I was originally with performances by Intimate Voices in 2007/8 at Goldsmiths College, The British Library and the Lower Machen Festival. At this time, I was engineering the 6 channel playback of the performers. For this new performance however, I was invited to also perform the Tenor 1 part.
This required some careful planning, as I had to be able to control the balance of the ensemble from the stage. I put together a system based on an Audio Developments AD149 Mixer (provided by Richmond Film Services). This provided me with a very small but flexible mixer, with high-quality mic preamps, EQ, analogue limiting, and level control on long throw faders. The signals were then sent through the direct outputs of the mixer to amplifiers and Tannoy loudspeakers (provided by Dave Godin Lighting and Sound).
A few weeks before the performance we had a shoot-out of the various kinds of microphone available.
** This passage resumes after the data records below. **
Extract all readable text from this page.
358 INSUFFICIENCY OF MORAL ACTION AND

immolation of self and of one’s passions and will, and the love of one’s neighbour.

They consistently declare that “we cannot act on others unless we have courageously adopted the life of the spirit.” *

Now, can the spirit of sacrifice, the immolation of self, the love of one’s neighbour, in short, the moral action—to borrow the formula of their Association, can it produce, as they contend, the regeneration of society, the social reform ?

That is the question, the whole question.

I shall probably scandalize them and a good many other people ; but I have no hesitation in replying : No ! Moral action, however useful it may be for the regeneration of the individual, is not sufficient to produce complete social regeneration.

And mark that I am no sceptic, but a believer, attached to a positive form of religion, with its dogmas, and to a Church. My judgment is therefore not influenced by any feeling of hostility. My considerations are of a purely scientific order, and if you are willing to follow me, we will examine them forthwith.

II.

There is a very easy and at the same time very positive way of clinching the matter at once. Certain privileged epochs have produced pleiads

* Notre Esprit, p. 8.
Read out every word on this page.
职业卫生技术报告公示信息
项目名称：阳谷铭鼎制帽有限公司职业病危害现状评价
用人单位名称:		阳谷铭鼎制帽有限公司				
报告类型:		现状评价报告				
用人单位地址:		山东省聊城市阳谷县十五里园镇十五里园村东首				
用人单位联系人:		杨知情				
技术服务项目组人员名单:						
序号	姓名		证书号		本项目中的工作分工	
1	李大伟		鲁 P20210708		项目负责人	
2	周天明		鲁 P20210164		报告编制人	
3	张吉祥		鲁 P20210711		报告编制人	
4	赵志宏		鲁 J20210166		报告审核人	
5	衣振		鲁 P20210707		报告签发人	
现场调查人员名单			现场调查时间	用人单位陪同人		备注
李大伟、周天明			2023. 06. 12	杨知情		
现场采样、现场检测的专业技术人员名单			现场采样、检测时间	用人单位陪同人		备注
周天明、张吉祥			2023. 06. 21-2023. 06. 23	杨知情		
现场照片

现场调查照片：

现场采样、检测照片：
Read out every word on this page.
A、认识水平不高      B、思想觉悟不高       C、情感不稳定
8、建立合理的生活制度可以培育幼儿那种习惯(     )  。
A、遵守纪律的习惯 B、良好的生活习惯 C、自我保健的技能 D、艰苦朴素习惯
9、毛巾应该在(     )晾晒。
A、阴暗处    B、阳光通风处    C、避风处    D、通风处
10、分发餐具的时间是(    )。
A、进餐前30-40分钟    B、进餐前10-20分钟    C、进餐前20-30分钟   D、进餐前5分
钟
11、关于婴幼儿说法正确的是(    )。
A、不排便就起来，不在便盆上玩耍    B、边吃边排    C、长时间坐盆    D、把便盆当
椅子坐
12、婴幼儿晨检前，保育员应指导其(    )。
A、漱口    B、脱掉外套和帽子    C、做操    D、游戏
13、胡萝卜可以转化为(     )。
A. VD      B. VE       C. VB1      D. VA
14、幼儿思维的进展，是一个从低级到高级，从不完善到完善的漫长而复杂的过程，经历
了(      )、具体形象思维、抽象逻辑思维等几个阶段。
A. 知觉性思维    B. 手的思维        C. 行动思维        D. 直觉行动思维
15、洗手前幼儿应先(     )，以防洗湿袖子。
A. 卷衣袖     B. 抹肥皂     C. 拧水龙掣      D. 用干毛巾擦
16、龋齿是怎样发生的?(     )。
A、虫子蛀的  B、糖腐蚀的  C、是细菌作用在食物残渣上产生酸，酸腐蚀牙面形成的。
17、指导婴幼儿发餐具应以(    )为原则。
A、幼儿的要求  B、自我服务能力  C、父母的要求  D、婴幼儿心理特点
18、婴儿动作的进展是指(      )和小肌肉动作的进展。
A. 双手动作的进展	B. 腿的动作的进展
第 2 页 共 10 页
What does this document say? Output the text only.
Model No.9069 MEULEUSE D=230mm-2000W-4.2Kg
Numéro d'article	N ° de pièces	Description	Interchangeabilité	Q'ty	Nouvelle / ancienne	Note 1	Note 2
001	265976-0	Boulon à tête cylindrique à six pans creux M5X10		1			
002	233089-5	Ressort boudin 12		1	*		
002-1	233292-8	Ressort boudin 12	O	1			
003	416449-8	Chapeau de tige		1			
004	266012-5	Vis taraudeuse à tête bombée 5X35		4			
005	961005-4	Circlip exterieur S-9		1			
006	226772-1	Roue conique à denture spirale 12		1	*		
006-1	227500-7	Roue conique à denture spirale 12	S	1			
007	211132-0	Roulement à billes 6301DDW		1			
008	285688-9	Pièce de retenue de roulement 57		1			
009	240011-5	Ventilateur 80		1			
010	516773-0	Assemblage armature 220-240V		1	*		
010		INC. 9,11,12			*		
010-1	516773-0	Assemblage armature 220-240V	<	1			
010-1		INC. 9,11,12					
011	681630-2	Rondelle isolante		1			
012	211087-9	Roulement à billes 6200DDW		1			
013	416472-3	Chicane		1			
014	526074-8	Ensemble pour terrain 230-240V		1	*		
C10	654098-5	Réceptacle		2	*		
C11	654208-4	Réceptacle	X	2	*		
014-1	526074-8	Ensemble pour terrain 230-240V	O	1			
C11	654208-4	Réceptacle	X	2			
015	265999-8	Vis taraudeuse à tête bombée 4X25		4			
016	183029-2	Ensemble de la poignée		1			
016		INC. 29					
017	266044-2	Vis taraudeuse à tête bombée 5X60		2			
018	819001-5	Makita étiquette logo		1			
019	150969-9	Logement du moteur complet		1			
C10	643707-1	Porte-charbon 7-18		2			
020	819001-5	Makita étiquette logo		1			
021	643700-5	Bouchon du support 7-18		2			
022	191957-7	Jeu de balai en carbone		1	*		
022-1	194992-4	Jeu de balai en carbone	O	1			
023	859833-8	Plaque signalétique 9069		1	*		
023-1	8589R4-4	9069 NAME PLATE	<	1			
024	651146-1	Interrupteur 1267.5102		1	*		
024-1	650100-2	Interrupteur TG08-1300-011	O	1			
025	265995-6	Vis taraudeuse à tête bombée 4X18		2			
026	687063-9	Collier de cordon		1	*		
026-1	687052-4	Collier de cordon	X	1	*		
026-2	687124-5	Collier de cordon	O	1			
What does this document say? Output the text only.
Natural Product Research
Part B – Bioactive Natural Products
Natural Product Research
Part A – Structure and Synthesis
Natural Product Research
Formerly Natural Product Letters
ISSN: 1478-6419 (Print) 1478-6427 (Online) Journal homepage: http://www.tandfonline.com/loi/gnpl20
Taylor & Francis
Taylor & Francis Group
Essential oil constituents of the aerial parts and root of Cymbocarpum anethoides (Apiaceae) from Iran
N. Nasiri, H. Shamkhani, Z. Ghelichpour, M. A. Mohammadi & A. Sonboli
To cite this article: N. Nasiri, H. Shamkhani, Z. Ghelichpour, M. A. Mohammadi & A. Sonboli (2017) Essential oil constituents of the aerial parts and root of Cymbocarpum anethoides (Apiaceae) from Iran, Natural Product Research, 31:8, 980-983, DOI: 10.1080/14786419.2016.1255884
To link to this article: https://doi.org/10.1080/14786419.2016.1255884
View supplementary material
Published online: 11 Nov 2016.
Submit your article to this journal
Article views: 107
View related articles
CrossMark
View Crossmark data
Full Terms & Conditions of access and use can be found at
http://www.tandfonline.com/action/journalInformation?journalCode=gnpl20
Previously we had used stand mounted cardioid condenser microphones, but I was unhappy with these in terms of the distance from the singers mouth, positioning difficulty, and resulting lack of gain before feedback. We tried a variety of handheld and headset microphones, eventually settling on the DPA 4066 headset mic as it offered excellent sonic characteristics with ease of position and comfort for the singers, which meant we could forget about the microphones and concentrate on the performance.
The event was held at Brighton’s Jubilee Library, and whilst this was a beautiful venue, it also presented some logistical problems. Due to the fact that the building must remain open as a library during the day, it left a very small amount of time to set up the equipment and have a quick rehearsal (doors closed at 5pm and opened again at 8 for the performance). As a result I decided to have a ‘dry run’ the evening before, in order to test the equipment, stage layout and iron out any problems. Having set up the equipment on the Friday night, we then had to take it down, only to re-erect the following evening for the performance. In the event this proved to be an essential precaution, and meant that the tight setup schedule on the night of the performance worked like a dream.
Performing and engineering the performance from the stage is not without its difficulties, but actually I feel that it resulted in a more intelligent understanding of the balance of the music. In going through the lengthy (6 month) rehearsals, I was able to get a far more comprehensive understanding of our particular interpretation, and build a unique rapport with the performers. I feel that this resulted in much greater synergy between the sound reproduced over the speakers and the performers.
The performance was fantastic, and was enjoyed by a sell-out audience. I would like to thank Norman Jacobs from Music of Our Time for putting on the event and everyone at Jubilee Library for their hard work. We look forward to performing the piece again later in the year.